It’s cloudy, but the forest understorey glows with autumn color. A phoebe hawks flies from the spicebush, gurgling with satisfaction.
phoebe
September 15, 2014
Droplets of fog, back-lit by the sun, stream upward into the blue like reverse rain. At the woods’ edge, a migrant phoebe clears its throat.
August 14, 2014
A phoebe flies back and forth between the sunlit treetops, criss-crossing the moon. I can hear the clicks of its bill as it catches insects.
April 5, 2014
Trees sway and gyrate under a blue-gray sky. In a lull between gusts, a lost leaf flutters down out of the clouds. The phoebe calls.
April 2, 2014
A pair of phoebes fly in and out of the old nest under the springhouse eaves. Done foraging, a groundhog barrels full-tilt toward its den.
March 27, 2014
A second male phoebe has returned. Their warring warbles echo off the hillside at sunrise, interspersed with a cowbird’s liquid notes.
March 22, 2014
Thinking the phoebes should be back, I cup hands to ears: nothing. 20 minutes later, one rounds the house and flutters in front of my face.
October 2, 2013
Sunny, warm, and quiet except for the distant wail of a locomotive, a phoebe calling at the woods’ edge, a cricket, the rustling of leaves.
September 24, 2013
Sunny and cold. A phoebe calling up by the barn, as if this were some morning in March—and he was just arriving, not preparing to leave.
May 9, 2013
When the mid-morning rain eases up, the phoebe comes out to hawk for gnats, and I hear the first wood thrush singing—those pure, sad notes.
May 4, 2013
Low clouds fly east to west.
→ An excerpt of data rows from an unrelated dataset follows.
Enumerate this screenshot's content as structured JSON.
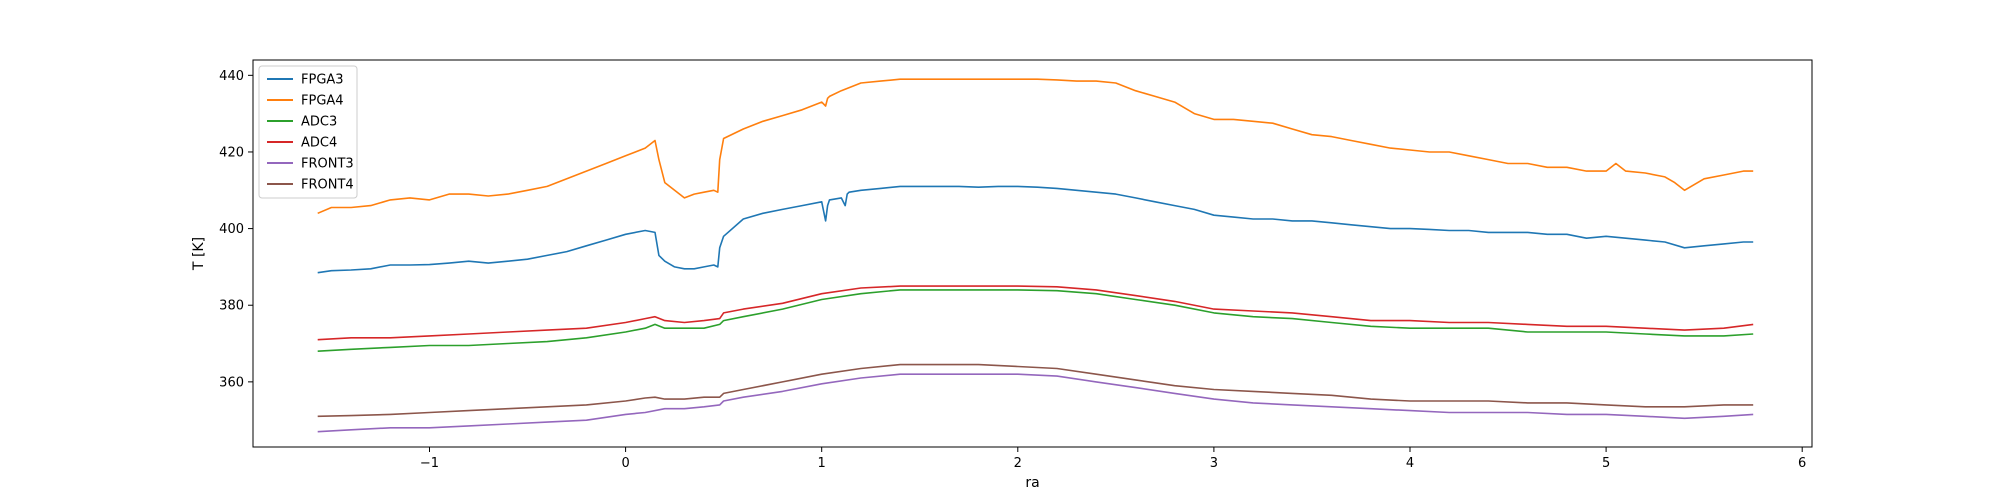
{
  "chart_data": {
    "type": "line",
    "title": "",
    "xlabel": "ra",
    "ylabel": "T [K]",
    "xlim": [
      -1.9,
      6.05
    ],
    "ylim": [
      343,
      444
    ],
    "xticks": [
      -1,
      0,
      1,
      2,
      3,
      4,
      5,
      6
    ],
    "yticks": [
      360,
      380,
      400,
      420,
      440
    ],
    "grid": false,
    "legend_position": "top-left",
    "series": [
      {
        "name": "FPGA3",
        "color": "#1f77b4",
        "x": [
          -1.57,
          -1.5,
          -1.4,
          -1.3,
          -1.2,
          -1.1,
          -1.0,
          -0.9,
          -0.8,
          -0.7,
          -0.6,
          -0.5,
          -0.4,
          -0.3,
          -0.2,
          -0.1,
          0.0,
          0.1,
          0.15,
          0.17,
          0.2,
          0.25,
          0.3,
          0.35,
          0.4,
          0.45,
          0.47,
          0.48,
          0.5,
          0.6,
          0.7,
          0.8,
          0.9,
          1.0,
          1.02,
          1.03,
          1.04,
          1.1,
          1.12,
          1.13,
          1.14,
          1.2,
          1.3,
          1.4,
          1.5,
          1.6,
          1.7,
          1.8,
          1.9,
          2.0,
          2.1,
          2.2,
          2.3,
          2.4,
          2.5,
          2.6,
          2.7,
          2.8,
          2.9,
          3.0,
          3.1,
          3.2,
          3.3,
          3.4,
          3.5,
          3.6,
          3.7,
          3.8,
          3.9,
          4.0,
          4.1,
          4.2,
          4.3,
          4.4,
          4.5,
          4.6,
          4.7,
          4.8,
          4.9,
          5.0,
          5.1,
          5.2,
          5.3,
          5.4,
          5.5,
          5.6,
          5.7,
          5.75
        ],
        "y": [
          388.5,
          389,
          389.2,
          389.5,
          390.5,
          390.5,
          390.6,
          391,
          391.5,
          391,
          391.5,
          392,
          393,
          394,
          395.5,
          397,
          398.5,
          399.5,
          399,
          393,
          391.5,
          390,
          389.5,
          389.5,
          390,
          390.5,
          390,
          395,
          398,
          402.5,
          404,
          405,
          406,
          407,
          402,
          406,
          407.5,
          408,
          406,
          409,
          409.5,
          410,
          410.5,
          411,
          411,
          411,
          411,
          410.8,
          411,
          411,
          410.8,
          410.5,
          410,
          409.5,
          409,
          408,
          407,
          406,
          405,
          403.5,
          403,
          402.5,
          402.5,
          402,
          402,
          401.5,
          401,
          400.5,
          400,
          400,
          399.8,
          399.5,
          399.5,
          399,
          399,
          399,
          398.5,
          398.5,
          397.5,
          398,
          397.5,
          397,
          396.5,
          395,
          395.5,
          396,
          396.5,
          396.5
        ]
      },
      {
        "name": "FPGA4",
        "color": "#ff7f0e",
        "x": [
          -1.57,
          -1.5,
          -1.4,
          -1.3,
          -1.2,
          -1.1,
          -1.0,
          -0.9,
          -0.8,
          -0.7,
          -0.6,
          -0.5,
          -0.4,
          -0.3,
          -0.2,
          -0.1,
          0.0,
          0.1,
          0.15,
          0.17,
          0.2,
          0.25,
          0.3,
          0.35,
          0.4,
          0.45,
          0.47,
          0.48,
          0.5,
          0.6,
          0.7,
          0.8,
          0.9,
          1.0,
          1.02,
          1.03,
          1.04,
          1.1,
          1.2,
          1.3,
          1.4,
          1.5,
          1.6,
          1.7,
          1.8,
          1.9,
          2.0,
          2.1,
          2.2,
          2.3,
          2.4,
          2.5,
          2.6,
          2.7,
          2.8,
          2.9,
          3.0,
          3.1,
          3.2,
          3.3,
          3.4,
          3.5,
          3.6,
          3.7,
          3.8,
          3.9,
          4.0,
          4.1,
          4.2,
          4.3,
          4.4,
          4.5,
          4.6,
          4.7,
          4.8,
          4.9,
          5.0,
          5.05,
          5.1,
          5.2,
          5.3,
          5.35,
          5.4,
          5.5,
          5.6,
          5.7,
          5.75
        ],
        "y": [
          404,
          405.5,
          405.5,
          406,
          407.5,
          408,
          407.5,
          409,
          409,
          408.5,
          409,
          410,
          411,
          413,
          415,
          417,
          419,
          421,
          423,
          418,
          412,
          410,
          408,
          409,
          409.5,
          410,
          409.5,
          418,
          423.5,
          426,
          428,
          429.5,
          431,
          433,
          432,
          434,
          434.5,
          436,
          438,
          438.5,
          439,
          439,
          439,
          439,
          439,
          439,
          439,
          439,
          438.8,
          438.5,
          438.5,
          438,
          436,
          434.5,
          433,
          430,
          428.5,
          428.5,
          428,
          427.5,
          426,
          424.5,
          424,
          423,
          422,
          421,
          420.5,
          420,
          420,
          419,
          418,
          417,
          417,
          416,
          416,
          415,
          415,
          417,
          415,
          414.5,
          413.5,
          412,
          410,
          413,
          414,
          415,
          415
        ]
      },
      {
        "name": "ADC3",
        "color": "#2ca02c",
        "x": [
          -1.57,
          -1.4,
          -1.2,
          -1.0,
          -0.8,
          -0.6,
          -0.4,
          -0.2,
          0.0,
          0.1,
          0.15,
          0.2,
          0.3,
          0.4,
          0.48,
          0.5,
          0.6,
          0.8,
          1.0,
          1.2,
          1.4,
          1.6,
          1.8,
          2.0,
          2.2,
          2.4,
          2.6,
          2.8,
          3.0,
          3.2,
          3.4,
          3.6,
          3.8,
          4.0,
          4.2,
          4.4,
          4.6,
          4.8,
          5.0,
          5.2,
          5.4,
          5.6,
          5.75
        ],
        "y": [
          368,
          368.5,
          369,
          369.5,
          369.5,
          370,
          370.5,
          371.5,
          373,
          374,
          375,
          374,
          374,
          374,
          375,
          376,
          377,
          379,
          381.5,
          383,
          384,
          384,
          384,
          384,
          383.8,
          383,
          381.5,
          380,
          378,
          377,
          376.5,
          375.5,
          374.5,
          374,
          374,
          374,
          373,
          373,
          373,
          372.5,
          372,
          372,
          372.5
        ]
      },
      {
        "name": "ADC4",
        "color": "#d62728",
        "x": [
          -1.57,
          -1.4,
          -1.2,
          -1.0,
          -0.8,
          -0.6,
          -0.4,
          -0.2,
          0.0,
          0.1,
          0.15,
          0.2,
          0.3,
          0.4,
          0.48,
          0.5,
          0.6,
          0.8,
          1.0,
          1.2,
          1.4,
          1.6,
          1.8,
          2.0,
          2.2,
          2.4,
          2.6,
          2.8,
          3.0,
          3.2,
          3.4,
          3.6,
          3.8,
          4.0,
          4.2,
          4.4,
          4.6,
          4.8,
          5.0,
          5.2,
          5.4,
          5.6,
          5.75
        ],
        "y": [
          371,
          371.5,
          371.5,
          372,
          372.5,
          373,
          373.5,
          374,
          375.5,
          376.5,
          377,
          376,
          375.5,
          376,
          376.5,
          378,
          379,
          380.5,
          383,
          384.5,
          385,
          385,
          385,
          385,
          384.8,
          384,
          382.5,
          381,
          379,
          378.5,
          378,
          377,
          376,
          376,
          375.5,
          375.5,
          375,
          374.5,
          374.5,
          374,
          373.5,
          374,
          375
        ]
      },
      {
        "name": "FRONT3",
        "color": "#9467bd",
        "x": [
          -1.57,
          -1.4,
          -1.2,
          -1.0,
          -0.8,
          -0.6,
          -0.4,
          -0.2,
          0.0,
          0.1,
          0.2,
          0.3,
          0.4,
          0.48,
          0.5,
          0.6,
          0.8,
          1.0,
          1.2,
          1.4,
          1.6,
          1.8,
          2.0,
          2.2,
          2.4,
          2.6,
          2.8,
          3.0,
          3.2,
          3.4,
          3.6,
          3.8,
          4.0,
          4.2,
          4.4,
          4.6,
          4.8,
          5.0,
          5.2,
          5.4,
          5.6,
          5.75
        ],
        "y": [
          347,
          347.5,
          348,
          348,
          348.5,
          349,
          349.5,
          350,
          351.5,
          352,
          353,
          353,
          353.5,
          354,
          355,
          356,
          357.5,
          359.5,
          361,
          362,
          362,
          362,
          362,
          361.5,
          360,
          358.5,
          357,
          355.5,
          354.5,
          354,
          353.5,
          353,
          352.5,
          352,
          352,
          352,
          351.5,
          351.5,
          351,
          350.5,
          351,
          351.5
        ]
      },
      {
        "name": "FRONT4",
        "color": "#8c564b",
        "x": [
          -1.57,
          -1.4,
          -1.2,
          -1.0,
          -0.8,
          -0.6,
          -0.4,
          -0.2,
          0.0,
          0.1,
          0.15,
          0.2,
          0.3,
          0.4,
          0.48,
          0.5,
          0.6,
          0.8,
          1.0,
          1.2,
          1.4,
          1.6,
          1.8,
          2.0,
          2.2,
          2.4,
          2.6,
          2.8,
          3.0,
          3.2,
          3.4,
          3.6,
          3.8,
          4.0,
          4.2,
          4.4,
          4.6,
          4.8,
          5.0,
          5.2,
          5.4,
          5.6,
          5.75
        ],
        "y": [
          351,
          351.2,
          351.5,
          352,
          352.5,
          353,
          353.5,
          354,
          355,
          355.8,
          356,
          355.5,
          355.5,
          356,
          356,
          357,
          358,
          360,
          362,
          363.5,
          364.5,
          364.5,
          364.5,
          364,
          363.5,
          362,
          360.5,
          359,
          358,
          357.5,
          357,
          356.5,
          355.5,
          355,
          355,
          355,
          354.5,
          354.5,
          354,
          353.5,
          353.5,
          354,
          354
        ]
      }
    ]
  }
}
From above the road, the loud snap of a phoebe’s beak on the spot where some fly had been a moment before.
April 12, 2013
A phoebe perched high in a red maple shakes rain from its feathers, its tail twitching up and down, up and down among the dark red blooms.
April 5, 2013
The phoebe sings lustily for the first time in days, hawking flies on the sunny side of the barn. Bits of cattail down rise from the marsh.
March 30, 2013
The first phoebe is finally back, chanting his name in the barnyard. Marcescent leaves of a scarlet oak glow orange, back-lit by the sun.